In [1]:
%pylab inline

Populating the interactive namespace from numpy and matplotlib


###Let's sample

Suppose I have the population given by [5, 2, 3]. This means $N=10$, and we have three straetegies.

In [8]:
original_population = np.array([5, 2, 3], dtype=int)

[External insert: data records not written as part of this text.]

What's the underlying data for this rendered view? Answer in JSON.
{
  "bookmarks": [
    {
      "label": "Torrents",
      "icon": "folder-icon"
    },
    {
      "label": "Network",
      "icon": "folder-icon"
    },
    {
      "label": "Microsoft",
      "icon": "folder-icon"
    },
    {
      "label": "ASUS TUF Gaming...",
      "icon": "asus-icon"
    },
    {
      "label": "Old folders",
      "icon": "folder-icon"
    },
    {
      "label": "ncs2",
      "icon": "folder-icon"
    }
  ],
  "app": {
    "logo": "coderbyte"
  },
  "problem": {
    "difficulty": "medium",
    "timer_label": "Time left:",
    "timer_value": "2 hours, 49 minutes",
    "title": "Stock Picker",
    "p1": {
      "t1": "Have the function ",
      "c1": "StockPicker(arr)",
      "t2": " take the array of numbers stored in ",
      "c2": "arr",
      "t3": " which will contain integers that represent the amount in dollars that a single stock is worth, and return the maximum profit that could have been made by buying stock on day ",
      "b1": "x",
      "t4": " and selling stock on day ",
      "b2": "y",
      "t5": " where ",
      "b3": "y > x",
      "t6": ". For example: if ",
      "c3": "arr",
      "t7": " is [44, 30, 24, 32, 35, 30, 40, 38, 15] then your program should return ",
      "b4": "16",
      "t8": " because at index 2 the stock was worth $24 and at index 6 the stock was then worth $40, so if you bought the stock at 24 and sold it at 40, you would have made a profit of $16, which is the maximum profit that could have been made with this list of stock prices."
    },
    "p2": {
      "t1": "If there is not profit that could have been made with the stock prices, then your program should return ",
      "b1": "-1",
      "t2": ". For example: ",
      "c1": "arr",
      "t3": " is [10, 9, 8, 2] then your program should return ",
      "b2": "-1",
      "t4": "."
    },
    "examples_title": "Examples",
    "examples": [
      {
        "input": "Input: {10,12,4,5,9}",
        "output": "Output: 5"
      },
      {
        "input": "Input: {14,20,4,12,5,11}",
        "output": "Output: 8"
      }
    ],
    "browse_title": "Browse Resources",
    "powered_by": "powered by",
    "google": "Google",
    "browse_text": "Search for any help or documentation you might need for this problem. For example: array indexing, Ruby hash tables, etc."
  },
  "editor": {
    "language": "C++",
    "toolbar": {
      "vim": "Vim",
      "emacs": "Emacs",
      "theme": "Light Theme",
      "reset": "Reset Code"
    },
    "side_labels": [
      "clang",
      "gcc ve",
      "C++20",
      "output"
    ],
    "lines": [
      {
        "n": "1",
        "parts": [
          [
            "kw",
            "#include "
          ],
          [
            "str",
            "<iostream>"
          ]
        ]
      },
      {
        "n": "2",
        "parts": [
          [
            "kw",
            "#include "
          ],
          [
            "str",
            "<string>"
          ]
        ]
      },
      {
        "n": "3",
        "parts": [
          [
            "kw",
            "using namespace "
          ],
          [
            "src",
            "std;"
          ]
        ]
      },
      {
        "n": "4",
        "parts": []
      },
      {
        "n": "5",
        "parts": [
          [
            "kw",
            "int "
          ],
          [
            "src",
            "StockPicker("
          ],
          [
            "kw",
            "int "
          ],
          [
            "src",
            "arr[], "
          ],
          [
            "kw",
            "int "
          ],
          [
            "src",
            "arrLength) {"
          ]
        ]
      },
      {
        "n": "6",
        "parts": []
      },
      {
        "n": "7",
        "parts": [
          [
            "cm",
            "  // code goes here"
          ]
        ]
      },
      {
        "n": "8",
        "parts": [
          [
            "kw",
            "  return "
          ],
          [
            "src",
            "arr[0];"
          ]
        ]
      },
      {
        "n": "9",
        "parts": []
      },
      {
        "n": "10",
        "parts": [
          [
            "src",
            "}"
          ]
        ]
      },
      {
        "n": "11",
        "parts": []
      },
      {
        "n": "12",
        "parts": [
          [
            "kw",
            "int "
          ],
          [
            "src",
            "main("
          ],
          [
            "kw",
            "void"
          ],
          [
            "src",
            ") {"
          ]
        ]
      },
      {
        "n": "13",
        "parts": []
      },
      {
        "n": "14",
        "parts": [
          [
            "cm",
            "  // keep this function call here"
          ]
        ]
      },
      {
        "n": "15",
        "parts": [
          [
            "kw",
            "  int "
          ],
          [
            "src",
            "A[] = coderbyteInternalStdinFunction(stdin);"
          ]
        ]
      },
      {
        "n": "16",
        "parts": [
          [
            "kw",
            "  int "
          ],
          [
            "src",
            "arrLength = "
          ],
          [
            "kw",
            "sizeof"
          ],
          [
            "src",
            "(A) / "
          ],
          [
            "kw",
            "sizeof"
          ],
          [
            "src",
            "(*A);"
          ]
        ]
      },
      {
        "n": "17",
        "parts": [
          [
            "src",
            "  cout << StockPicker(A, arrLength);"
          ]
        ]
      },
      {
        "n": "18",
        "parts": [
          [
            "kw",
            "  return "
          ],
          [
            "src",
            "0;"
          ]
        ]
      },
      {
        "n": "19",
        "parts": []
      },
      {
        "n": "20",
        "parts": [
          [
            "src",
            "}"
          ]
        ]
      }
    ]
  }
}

I am interested figuring out what is the probability of sampling different groups of size 3. Since the population is finite, sampling is without replacement.

In [4]:
import itertools

In [6]:
group_size = 3
all_combinations = []
for i in itertools.product(range(0, group_size+1), repeat=3):
    if sum(i) == group_size:
        all_combinations.append(i)    

In [7]:
all_combinations

[(0, 0, 3),
 (0, 1, 2),
 (0, 2, 1),
 (0, 3, 0),
 (1, 0, 2),
 (1, 1, 1),
 (1, 2, 0),
 (2, 0, 1),
 (2, 1, 0),
 (3, 0, 0)]

Let's figure out by simulation, what is the change of sampling a group (1,0,2).

In [88]:
original_population = np.array([5, 2, 3], dtype=int)
group_size = 3

In [97]:
def sample_group(population, group_size):
    #basic check
    assert group_size <= np.sum(population), "Group has to be smaller than pop"
    #create a copy to mess around
    original_population = np.copy(np.array(population, dtype=int))
    number_of_strategies = len(original_population)
    #nothing sampled at begining
    sample = np.zeros_like(original_population)
    for _ in range(group_size):
        # determine "winner"
        position = np.random.choice(range(len(original_population)), 1, p=original_population/np.sum(original_population))[0] 
        # update sample and pop
        sample[position] = sample[position] +1 
        original_population[position] = original_population[position] -1    
    return sample

In [104]:
sample_group([5, 2, 3], 3)

array([2, 0, 1])

### Montecarlo!

In [105]:
from collections import Counter

In [150]:
pop = [5, 2, 3]
group_size = 3
number_of_samples = 500000
ans = []
for _ in range(number_of_samples):
    sample = tuple(sample_group(pop, group_size))
    ans.append(sample)
counter = Counter(ans)

In [151]:
for key in counter:
    print(key, end=" ")
    print(counter[key]/number_of_samples)

(1, 1, 1) 0.24991
(0, 2, 1) 0.025112
(2, 1, 0) 0.167432
(2, 0, 1) 0.248386
(0, 1, 2) 0.050312
(3, 0, 0) 0.084242
(1, 2, 0) 0.041256
(1, 0, 2) 0.12499
(0, 0, 3) 0.00836


###Now using probability theory
####*Hint*: Multivariate Hypergeometric

In [133]:
pop

[5, 2, 3]

In [142]:
target = (1, 0, 2)
target

(1, 0, 2)

In [143]:
import scipy as sp

In [154]:
def multivariate_hypergeometric(pop, target):
    N = sum(pop)
    n = sum(target)
    assert n <= N, "Give me something that makes sense!"
    assert len(pop) == len(target), "Give me something that makes sense!"
    product = 1.0
    for K_i, k_i in zip(pop, target):
        product = product*sp.misc.comb(K_i, k_i)
    return product/sp.misc.comb(N, n)

In [155]:
multivariate_hypergeometric(pop, target)

0.125